Тут у меня появилась идея. Я вцепилась в неё когтями, прежде чем она успела удрать.
— У меня вопрос. Если я решу, что вы ответили честно, позволю идти на все четыре стороны. Кто из нас любил Таддеуса Иригарея? Полагаю, это скажет нам больше, чем ответ на вопрос «кто его ненавидел». — Это было в духе Максин Мортимер, от первого слога до последнего. — Я любила, безусловно, — ответила я первой. И это была правда. Он десять лет постоянно давал мне работу и позволял приносить на площадку кота. Чёрт, он восемь раз предлагал мне выйти за него. Когда его бросил Ласло Барк, он жил у меня в гостевой комнате месяц.
Никто другой не заговорил. Перси демонстративно рассматривал свои туфли. Мод и Данте с довольно-таки скучающим видом вместе курили у фортепиано. Наконец-то Мод затушила свою сигарету и сказала:
— Ну ладно, хорошо, — я любила его. Он не бросил меня после той маленькой поганой истории с «Оксблад». Чтоб ты знала, контракт на Мортимер должны были заключить со мной. Студия хотела меня. Но Тад хотел… Не знаю, наверное, он хотел блондинку. — Она поспешно продолжила, желая сгладить горькие ноты в голосе. — Но никаких обид! Ведь прошла уже целая вечность.
Рот Фредди пытался зажить отдельной жизнью.
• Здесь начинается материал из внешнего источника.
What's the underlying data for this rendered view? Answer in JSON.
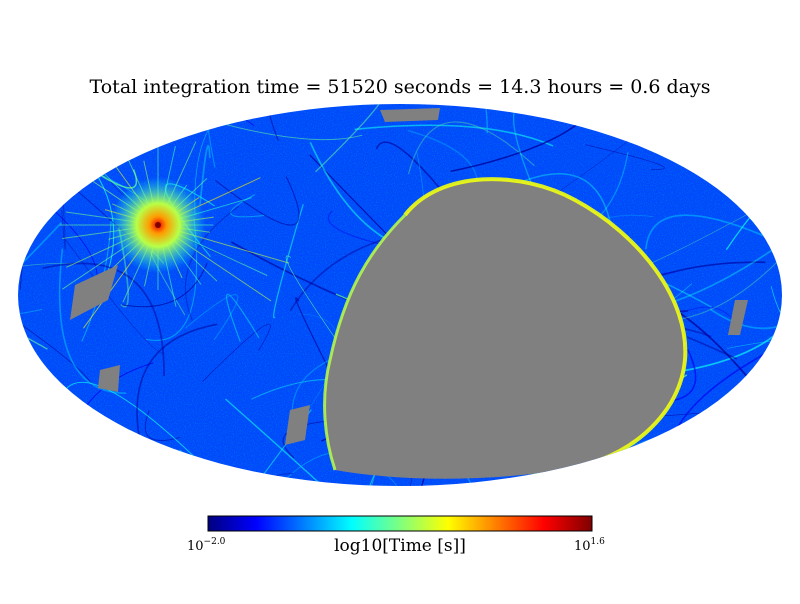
{
  "chart_data": {
    "type": "heatmap",
    "projection": "mollweide",
    "title": "Total integration time = 51520 seconds = 14.3 hours = 0.6 days",
    "colorbar": {
      "label": "log10[Time [s]]",
      "min_base": "10",
      "min_exp": "−2.0",
      "max_base": "10",
      "max_exp": "1.6",
      "min_log10": -2.0,
      "max_log10": 1.6,
      "colormap": "jet",
      "colors": [
        "#00007f",
        "#0000ff",
        "#007fff",
        "#00ffff",
        "#7fff7f",
        "#ffff00",
        "#ff7f00",
        "#ff0000",
        "#7f0000"
      ]
    },
    "background_log10": -1.3,
    "hotspot_log10": 1.6,
    "unobserved_color": "#808080"
  }
}
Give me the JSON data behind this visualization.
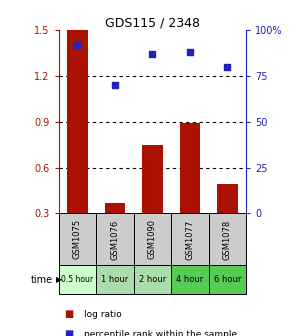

Он дёргался; он гримасничал. Он хотел сказать что-то, по поводу чего мозг предпочитал помалкивать. Фредди был пьян в стельку, качался из стороны в сторону, как будто величественный, огромный бальный зал был слишком мал для этого грубого, ужасного, слоноподобного мужчины.
— А как насчёт тебя, Пенни? — прошипел Фредди. Пенелопа Эдисон выглядела так, словно должна была вот-вот разойтись по швам. Она всё тёрла и тёрла свои руки, как будто боялась замёрзнуть до смерти. Она уставилась на своего мужа — до чего ужасный был взгляд, полный мольбы и отчаяния. Беспомощные слёзы покатились по её щекам, и казалось, что они не остановятся. — Пенни? Язык проглотила? Кого ты любишь, Пен? Меня? Перси? А может, Элджернона? Или вот этот унылый мешок дерьма? — И он указал на труп Таддеуса Иригарея.
— Умоляю, Фредди, — прошептала она. Я в жизни не видела человека несчастней, чем плачущая Пенелопа Эдисон.
— Умоляешь — о чём? Я ничего не делал. Но если кто-то задал вопрос, то вежливость требует ответа. А вежливым быть важно, не так ли? Стоит мне хоть разочек перепутать пинты с квартами — всё, конец света; но ты можешь просто стоять себе и трястись, не отвечая на грёбаный вопрос?